Nagehan Alçı, ‘Atatürk bir diktatördü..’ dedi, ortalık karıştı...
Kemalistler tozu dumana kattılar.. Özellikle ‘sosyal medya’da coştular...
Hain, kalleş, satılmış, liboş, cumhuriyet düşmanı..vs, demediklerini bırakmadılar...
( Bu kökten Kemalist, ultra-çağdaş cumhuriyetçi arkadaşlar böyledir işte!.. Bana da ‘çok küfürlü yazıyosun ulan.., ben şimdi senin... !’ diye başlayıp sunturlu küfür eder dururlar)
Tabii ki çok hassas bir mevzu bu... ‘Artık bu devirde de ?!..’ cümlesini bile kuramazsınız..
Zira Atatürk tartışılamaz!...
Eh madem ki tartışılmaz.., hatta tartışılması teklif dahi edilemez.., o zaman ben de aklımın ucundan geçeni söyleyeyim bari!...
Cumhuriyet dikey devrimlerle kurulmuştur...
Bin yıllık alfabeyi bir günde değiştireceksiniz... Sabah kalktığınızda bir de bakıyorsunuz ki, ülkenin neredeyse tamamı okuma yazma bilmiyor!...
Neden ?.. Çünkü ‘Harf Devrimi’ olmuş
Peki, halka sorulmuş mu?.. Hayır..
Halk adına karar verilmiştir; ‘Arapça harfler çok zor olduğu için kaldırılmıştır, ülkenin gelişmesi için latin alfabesi tercih edilmiştir ..’ ( Japonlar, Japon alfabesinde ısrar ettikleri için bu kadar geri kaldılar herhalde!...)

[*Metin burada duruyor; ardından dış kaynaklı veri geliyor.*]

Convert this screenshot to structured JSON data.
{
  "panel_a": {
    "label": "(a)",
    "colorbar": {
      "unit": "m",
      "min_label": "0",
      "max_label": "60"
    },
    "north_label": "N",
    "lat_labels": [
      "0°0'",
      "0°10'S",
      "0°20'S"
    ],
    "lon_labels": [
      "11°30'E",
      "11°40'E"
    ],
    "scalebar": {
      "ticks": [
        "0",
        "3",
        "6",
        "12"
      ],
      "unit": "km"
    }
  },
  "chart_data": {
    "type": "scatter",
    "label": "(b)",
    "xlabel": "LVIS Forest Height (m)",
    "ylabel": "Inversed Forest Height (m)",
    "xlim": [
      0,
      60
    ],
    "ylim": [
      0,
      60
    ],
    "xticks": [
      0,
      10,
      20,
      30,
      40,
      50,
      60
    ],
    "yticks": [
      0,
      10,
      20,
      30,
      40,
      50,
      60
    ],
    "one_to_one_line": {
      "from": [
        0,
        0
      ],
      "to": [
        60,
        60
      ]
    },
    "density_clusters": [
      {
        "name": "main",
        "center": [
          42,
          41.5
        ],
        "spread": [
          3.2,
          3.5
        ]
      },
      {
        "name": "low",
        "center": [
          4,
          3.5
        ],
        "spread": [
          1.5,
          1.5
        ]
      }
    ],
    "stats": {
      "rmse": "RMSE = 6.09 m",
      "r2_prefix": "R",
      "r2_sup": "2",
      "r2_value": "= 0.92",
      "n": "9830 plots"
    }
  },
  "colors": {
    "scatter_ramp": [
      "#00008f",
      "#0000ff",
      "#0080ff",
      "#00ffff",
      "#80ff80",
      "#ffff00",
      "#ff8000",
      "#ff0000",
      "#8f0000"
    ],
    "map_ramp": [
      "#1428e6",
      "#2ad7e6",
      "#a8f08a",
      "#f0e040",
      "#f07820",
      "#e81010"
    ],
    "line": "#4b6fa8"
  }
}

Şapka Kanunu çıkartılmıştır...
Peki halka sorulmuş mudur, ‘kafanıza ne takmak istersiniz?..’ diye.. Hayır...
Kafaya takmaya gerek yoktur!... Karar verilmiştir; ‘kafaya şapka takılacaktır..’
Kurulan 14 İstiklal Mahkemesi’nde yaklaşık 2800 kişi idam edilmiştir... Diğer Mahkemelerde de ( Menemen ve Dersim olayları ile ilgili olarak) 150 kişi idam edilmiştir...
Takrir-i Sükun kanunu çıkartılmıştır... Bütün muhalifler susturulmuş, hükümet veya mahkeme kararıyla pek çok yayın kaldırılmıştır... Sol yayınlar neredeyse tamamen yok edilmiştir...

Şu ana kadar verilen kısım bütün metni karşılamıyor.